Decarbonising any industry requires a strong collective effort and the right policy incentives to ensure that all industry players, big and small, are motivated to act. The Minimum Energy Efficiency Standards (MEES) regulations specifying a minimum Energy Performance Certificate (EPC) rating have certainly created the right imperative to act, but the property sector needs more than just a design-based metric if it is to reach net zero. 

Sonal Jain

Sonal Jain

The UK property sector accounts for 125 million tonnes of greenhouse gases per year, or around 25% of the country’s emissions, split between embodied and operational carbon.

The IPCC estimates that over a building’s lifetime, embodied carbon accounts for 11% of carbon emissions, and operational carbon for the remaining 89%. As such, with the looming 2030 target to halve global emissions, our efforts should be prioritised towards eliminating operational emissions of our existing building stock.

As a design rating focused on regulated energy use within buildings, the EPC regime has provided a blueprint for sustainable refurbishments, resulting in investment being made towards LED deployment, façade enhancements and electrification of heat. But despite the positive actions that EPCs incentivise, they are not sufficient alone. As a design rating, an EPC does not capture the operational energy performance of a building. In practice, high design specification often doesn’t translate into high operational performance.

In fact, EPCs have been shown to have little correlation with the actual energy performance of a building, particularly for larger buildings such as offices or shops. This means a building can receive a high EPC rating but still consume more energy than stipulated, resulting in a ‘performance gap’.

Instead of relying solely on the EPC rating system, regulations should incentivise monitoring of real-time energy usage and the implementation of schemes that reduce energy usage within a building while in operation.

“Instead of relying solely on the EPC rating system, regulations should incentivise monitoring of real-time energy usage and the implementation of schemes that reduce energy usage within a building while in operation.”

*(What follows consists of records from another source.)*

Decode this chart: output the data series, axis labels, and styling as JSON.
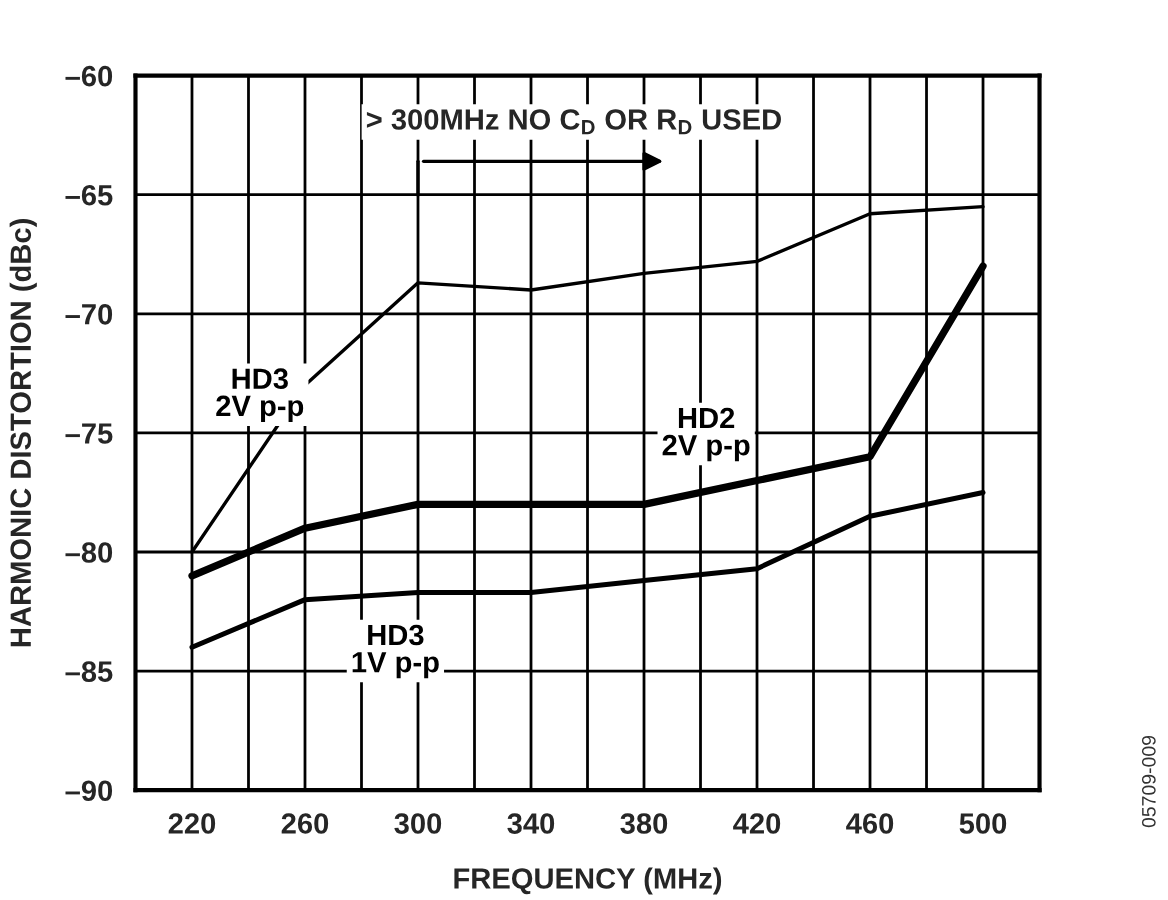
{
  "chart_data": {
    "type": "line",
    "xlabel": "FREQUENCY (MHz)",
    "ylabel": "HARMONIC DISTORTION (dBc)",
    "x": [
      220,
      260,
      300,
      340,
      380,
      420,
      460,
      500
    ],
    "series": [
      {
        "name": "HD3\n2V p-p",
        "color": "#000000",
        "values": [
          -80,
          -73,
          -68.7,
          -69,
          -68.3,
          -67.8,
          -65.8,
          -65.5
        ]
      },
      {
        "name": "HD2\n2V p-p",
        "color": "#000000",
        "values": [
          -81,
          -79,
          -78,
          -78,
          -78,
          -77,
          -76,
          -68
        ]
      },
      {
        "name": "HD3\n1V p-p",
        "color": "#000000",
        "values": [
          -84,
          -82,
          -81.7,
          -81.7,
          -81.2,
          -80.7,
          -78.5,
          -77.5
        ]
      }
    ],
    "xlim": [
      200,
      520
    ],
    "xticks": [
      220,
      {
        "value": 240,
        "label": null
      },
      260,
      {
        "value": 280,
        "label": null
      },
      300,
      {
        "value": 320,
        "label": null
      },
      340,
      {
        "value": 360,
        "label": null
      },
      380,
      {
        "value": 400,
        "label": null
      },
      420,
      {
        "value": 440,
        "label": null
      },
      460,
      {
        "value": 480,
        "label": null
      },
      500
    ],
    "ylim": [
      -90,
      -60
    ],
    "yticks": [
      {
        "value": -90,
        "label": "–90"
      },
      {
        "value": -85,
        "label": "–85"
      },
      {
        "value": -80,
        "label": "–80"
      },
      {
        "value": -75,
        "label": "–75"
      },
      {
        "value": -70,
        "label": "–70"
      },
      {
        "value": -65,
        "label": "–65"
      },
      {
        "value": -60,
        "label": "–60"
      }
    ],
    "grid": true,
    "legend": false,
    "marker": "none",
    "line_style": "solid",
    "annotations": [
      "> 300MHz NO C$_{D}$ OR R$_{D}$ USED",
      "05709-009"
    ]
  }
}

The good news is that greater visibility of whole-building energy and carbon performance is already a priority for the industry. Further, at a time when energy costs are skyrocketing, greater visibility of building energy consumption will help businesses better manage operating costs and budgets.

If the sector is to tackle its operational carbon challenge, our policy framework needs to be reshaped to adopt performance-based, not just design-based, metrics. The findings of a recent British Property Federation report were particularly vocal on this, and we agree with its calls for the government to publish the results of its consultation on introducing a new performance-based energy rating determined by operational energy use.

Make no mistake, the EPC rating system in place is a necessary part of the transition to net zero. It took more than a decade for the sector to fully embrace the EPC, inform design decisions and upskill the value chain to deliver on the required upgrades.

Any new performance-based policy framework may take a similar time to become embedded, but this is not a reason to delay adoption. The introduction of a performance-based energy rating and the commitment to bring all buildings up to EPC ‘B’ standard by 2030 are not mutually exclusive – they would reinforce each other.